JOHNSON: So number one, the NAACP has - obviously made the wrong decision and they're going to correct it going forward. There were a lot of rumors and allegations about this owner. I'm not sure everyone knew whether they were true or not. But going forward, everyone is clear, I've gotten calls from black caucuses in California and they are talking about boycotting. I asked them to hold off for a moment. Let's let the commissioner weigh in. Let's see what those sanctions are and then we can determine what the appropriate reaction would be.

CUOMO: So you're keeping that in the pocket, if this has to be taken outside the context of the league and you have some influence, you're willing to do that to make the right statement?

JOHNSON: Chris, we absolutely have the responsibility to do that. Again, I'm a big fan of Commissioner Silver. I think he's going to make the right decision. Ultimately, we have to understand what our legal up options are. Certainly when you talk about things like boycott and protesting and economic sanctions, we don't want to take anything off the table. We've got to make sure that justice is served not just for this league but for society.

There's a moral issue here and for players, there is also a business issue. Any owner or anybody that's a threat to the well-being of this league, of this brand, we embrace diversity. The NBA normally gets an "A" grade for diversity. And we're not going to let one person taint or tarnish the image and reputation of this great league.

CUOMO: Last, quick give me one quick answer on this, I don't want to throw anybody else's name into it because I don't want to put any stink on anybody, but there have been occasions when players have used insensitive words using, you know, racial slights and it's been discussed, but then it goes away. Why is this bigger than that?

JOHNSON: Because when you have an owner, they're in a position of influence and players are out there working very hard to be good at their craft, to win ball games, but every time we have a playoff game, there's dollars to be made. And if those dollars go into the pocket of an owner who doesn't value and respect players that is very problematic. Again, players, we want to be held accountable, on the court and off the court. It has to be two-way accountability and Mr. Sterling needs to be held accountable in real-time as well.

CUOMO: I hope it's not true, but I have a suspicion that it's going to be hard to drop the hammer here. It always seems that these things start very strong as a lot of outrage, but for whatever reason they fade. Everybody knows you're a man of your word and that you have great integrity. We will stay on the story. Mayor Johnson, if we can help in any way, let us know.
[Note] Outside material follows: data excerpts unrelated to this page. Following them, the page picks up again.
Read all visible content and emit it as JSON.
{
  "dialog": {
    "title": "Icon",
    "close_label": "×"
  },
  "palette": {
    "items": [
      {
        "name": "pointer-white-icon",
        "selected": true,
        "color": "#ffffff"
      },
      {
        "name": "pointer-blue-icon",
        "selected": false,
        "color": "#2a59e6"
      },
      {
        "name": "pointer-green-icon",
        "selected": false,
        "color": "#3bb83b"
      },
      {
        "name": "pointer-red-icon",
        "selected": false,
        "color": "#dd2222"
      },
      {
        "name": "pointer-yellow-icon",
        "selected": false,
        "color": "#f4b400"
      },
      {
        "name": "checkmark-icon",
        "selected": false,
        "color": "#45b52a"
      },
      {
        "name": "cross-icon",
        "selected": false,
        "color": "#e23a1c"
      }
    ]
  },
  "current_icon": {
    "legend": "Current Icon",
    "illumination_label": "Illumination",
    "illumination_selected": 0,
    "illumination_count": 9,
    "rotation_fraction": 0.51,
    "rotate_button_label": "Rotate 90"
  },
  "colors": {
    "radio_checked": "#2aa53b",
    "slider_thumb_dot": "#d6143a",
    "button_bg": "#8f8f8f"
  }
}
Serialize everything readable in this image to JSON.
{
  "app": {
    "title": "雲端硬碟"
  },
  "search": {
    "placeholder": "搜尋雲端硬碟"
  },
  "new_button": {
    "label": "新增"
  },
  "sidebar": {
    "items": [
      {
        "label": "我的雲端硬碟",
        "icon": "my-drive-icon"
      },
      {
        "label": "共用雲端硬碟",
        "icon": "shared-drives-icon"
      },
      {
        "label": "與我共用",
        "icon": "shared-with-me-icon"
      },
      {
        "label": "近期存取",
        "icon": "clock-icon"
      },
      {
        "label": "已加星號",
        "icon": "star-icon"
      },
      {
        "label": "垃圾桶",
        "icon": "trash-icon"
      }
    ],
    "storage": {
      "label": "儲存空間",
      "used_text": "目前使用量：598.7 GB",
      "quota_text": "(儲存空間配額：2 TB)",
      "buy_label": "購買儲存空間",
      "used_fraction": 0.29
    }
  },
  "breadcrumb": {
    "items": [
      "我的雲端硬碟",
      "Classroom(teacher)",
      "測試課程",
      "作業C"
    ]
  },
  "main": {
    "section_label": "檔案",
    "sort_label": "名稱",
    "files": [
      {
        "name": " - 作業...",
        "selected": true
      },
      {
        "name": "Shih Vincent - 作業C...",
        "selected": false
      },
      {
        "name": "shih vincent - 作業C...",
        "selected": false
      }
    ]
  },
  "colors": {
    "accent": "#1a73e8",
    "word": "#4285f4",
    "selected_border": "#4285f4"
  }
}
We want to follow this to its conclusion.

JOHNSON: Thanks, Chris.

CUOMO: Now, we're following the outrage of this situation, but first, we have those deadly tornadoes that ripped through the Midwest. We have new information about Flight 370. The search there is changing. Now they're saying eight months. A lot to tell you about. Let's get to it.


UNIDENTIFIED MALE: The amount of damage is tremendous. Houses are just piles of brick.

UNIDENTIFIED FEMALE: All of a sudden, we heard the sirens going off. We heard this cracking and breaking.

BARACK OBAMA, PRESIDENT OF THE UNITED STATES OF AMERICA: I want everybody to know your country will be there to help you recover and rebuild.

UNIDENTIFIED MALE: An intensified underwater search over a much larger area.

DONALD STERLING: Yes, it bothers me a lot that you want to broadcast that you're associating with black people.

JOHNSON: I think he should step down.


CUOMO: Good morning. Welcome to NEW DAY. We want to welcome our viewers across the U.S. and around the world.